Ezekiel 17. Is the king of Israel obligated to obey international law?
Ezekiel 17:17
And we see there that God was angry with him for flouting what was then something in our language called international law and making a covenant with Egypt and not with Babylon, and therefore woe and woe.
If it is not in the best interests of the people of Israel, whether security, economic, religious, identity-related, etc., and he is making the wrong decisions…
If he is a ruler of the Natihoz type, then the claim should be written about that.
If he is mistaken, then what is the claim?
Apparently, this is how the scripture was simplified, that there is no claim at all about what he/his advisors believe is good for the people of Israel, not whether they were mistaken or misled or simply negligent.
But only if he did not obey international law (blasphemy against God?)
Am I right?
You can spend a minute on wording and typing before asking a question. I’ll just say up front that I’m not dealing with the Bible.
Please accept the wording as it is.
This is the maximum that my gentlemen taught me in the Shav”ar in Bnei Brak almost 4 decades ago
I studied Ezekiel 17
The Holy One is angry with the king
sends a prophet with a parable to warn him about making a covenant with Egypt and not with Babylon.
There is no argument there about the effectiveness of the covenant because it is not good for the people of Israel and the king was wrong, negligent or exaggerated in the strategy of this military covenant.
But only that he was wrong within the framework of something like the international law that was in force at the time
He was an appointment of the king of Babylon and had to keep his loyalty.
(For example, despite the good of the people of Israel, make a covenant with Egypt… otherwise this should have been the argument)
Is there a situation where the Holy One expects the king of 👑 Israel
to keep international law even at the expense of security/the good of the people of Israel?
I hope I managed to formulate it better…
Yes, you succeeded. To teach you, ask Titla to make your life easy. I am already turning to my good friend Bessie Roth with a complaint.

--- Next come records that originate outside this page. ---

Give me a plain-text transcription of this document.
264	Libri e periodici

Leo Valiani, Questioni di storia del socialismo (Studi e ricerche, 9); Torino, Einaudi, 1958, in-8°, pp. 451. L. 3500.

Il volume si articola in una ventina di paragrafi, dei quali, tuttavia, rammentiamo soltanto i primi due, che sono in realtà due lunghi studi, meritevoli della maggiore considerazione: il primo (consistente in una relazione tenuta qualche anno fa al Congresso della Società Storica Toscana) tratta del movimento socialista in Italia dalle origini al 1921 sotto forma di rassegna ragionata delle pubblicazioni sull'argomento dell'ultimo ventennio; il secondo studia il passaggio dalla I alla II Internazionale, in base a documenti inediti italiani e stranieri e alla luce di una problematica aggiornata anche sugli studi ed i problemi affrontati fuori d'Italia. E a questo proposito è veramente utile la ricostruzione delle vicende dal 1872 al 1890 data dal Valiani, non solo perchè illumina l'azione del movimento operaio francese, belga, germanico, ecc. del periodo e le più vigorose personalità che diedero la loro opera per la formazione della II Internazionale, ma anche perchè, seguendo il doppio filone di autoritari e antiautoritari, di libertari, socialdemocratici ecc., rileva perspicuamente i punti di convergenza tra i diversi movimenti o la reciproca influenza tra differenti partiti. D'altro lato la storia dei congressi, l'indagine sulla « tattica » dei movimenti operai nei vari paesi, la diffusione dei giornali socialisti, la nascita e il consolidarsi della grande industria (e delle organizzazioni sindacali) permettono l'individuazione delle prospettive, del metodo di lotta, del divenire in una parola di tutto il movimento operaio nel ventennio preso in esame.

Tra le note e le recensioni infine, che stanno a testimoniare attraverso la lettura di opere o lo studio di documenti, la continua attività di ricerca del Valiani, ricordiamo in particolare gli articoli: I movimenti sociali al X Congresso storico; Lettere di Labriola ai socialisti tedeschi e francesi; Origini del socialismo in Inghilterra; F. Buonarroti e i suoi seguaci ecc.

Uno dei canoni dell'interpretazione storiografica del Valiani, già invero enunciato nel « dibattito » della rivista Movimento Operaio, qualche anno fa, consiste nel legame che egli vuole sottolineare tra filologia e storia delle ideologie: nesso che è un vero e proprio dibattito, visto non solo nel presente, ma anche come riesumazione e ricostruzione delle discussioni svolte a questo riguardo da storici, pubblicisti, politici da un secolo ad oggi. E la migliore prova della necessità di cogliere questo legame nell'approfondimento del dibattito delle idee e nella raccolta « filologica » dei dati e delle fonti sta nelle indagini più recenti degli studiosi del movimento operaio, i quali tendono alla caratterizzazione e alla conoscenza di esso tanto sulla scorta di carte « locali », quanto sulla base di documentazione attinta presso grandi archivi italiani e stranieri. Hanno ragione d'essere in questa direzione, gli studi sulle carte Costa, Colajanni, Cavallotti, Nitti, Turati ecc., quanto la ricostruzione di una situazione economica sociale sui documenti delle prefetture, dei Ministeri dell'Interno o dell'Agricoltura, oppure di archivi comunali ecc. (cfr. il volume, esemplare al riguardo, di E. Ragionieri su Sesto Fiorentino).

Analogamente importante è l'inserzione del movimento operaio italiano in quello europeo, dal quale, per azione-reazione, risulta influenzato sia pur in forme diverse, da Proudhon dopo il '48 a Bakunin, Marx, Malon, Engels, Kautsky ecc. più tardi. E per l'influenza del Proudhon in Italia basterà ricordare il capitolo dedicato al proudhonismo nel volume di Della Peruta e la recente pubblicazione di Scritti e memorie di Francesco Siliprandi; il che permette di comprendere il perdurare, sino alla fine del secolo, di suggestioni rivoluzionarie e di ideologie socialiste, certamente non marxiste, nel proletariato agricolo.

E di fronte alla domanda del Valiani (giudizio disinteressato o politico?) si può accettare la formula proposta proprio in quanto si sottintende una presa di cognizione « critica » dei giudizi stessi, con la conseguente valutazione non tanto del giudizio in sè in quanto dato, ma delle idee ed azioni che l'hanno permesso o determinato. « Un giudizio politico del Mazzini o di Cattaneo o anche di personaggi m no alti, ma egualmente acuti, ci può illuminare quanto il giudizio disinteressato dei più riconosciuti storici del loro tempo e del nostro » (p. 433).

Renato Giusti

To your question, this can be interpreted in many ways. What you are proposing sounds unlikely. There is a breach of a covenant with the king of Babylon here. This has nothing to do with international law but with the fulfillment of obligations. You could also say that there is criticism here of the risk he took, and not at all criticism of the breach of a covenant per se. This is reminiscent of the discussion about Jacob's rebuke of Shimon and Levi (you have troubled me to shame me).
As usual, I do not see how anything clear can be learned from the Bible.
Yes, sir
By the way, I did not study with Rabbi Shaafsal, but rather the parallel with his son Yoel.
🙂
Both the question and the answer actually stem from a lack of Bible study:
The problem is with breaking the covenant and the problem with this is the breaking of the oath (and those with the oath) that comes with the covenant, and with the desecration of the Lord that comes after it (not because of what the Gentiles think but because of the breaking of the oath that is in the name of the Lord). And so it is written – “He despised his rod and broke his covenant-”
There are not several ways to interpret this. There is only one way, which is the simple simple and that is it.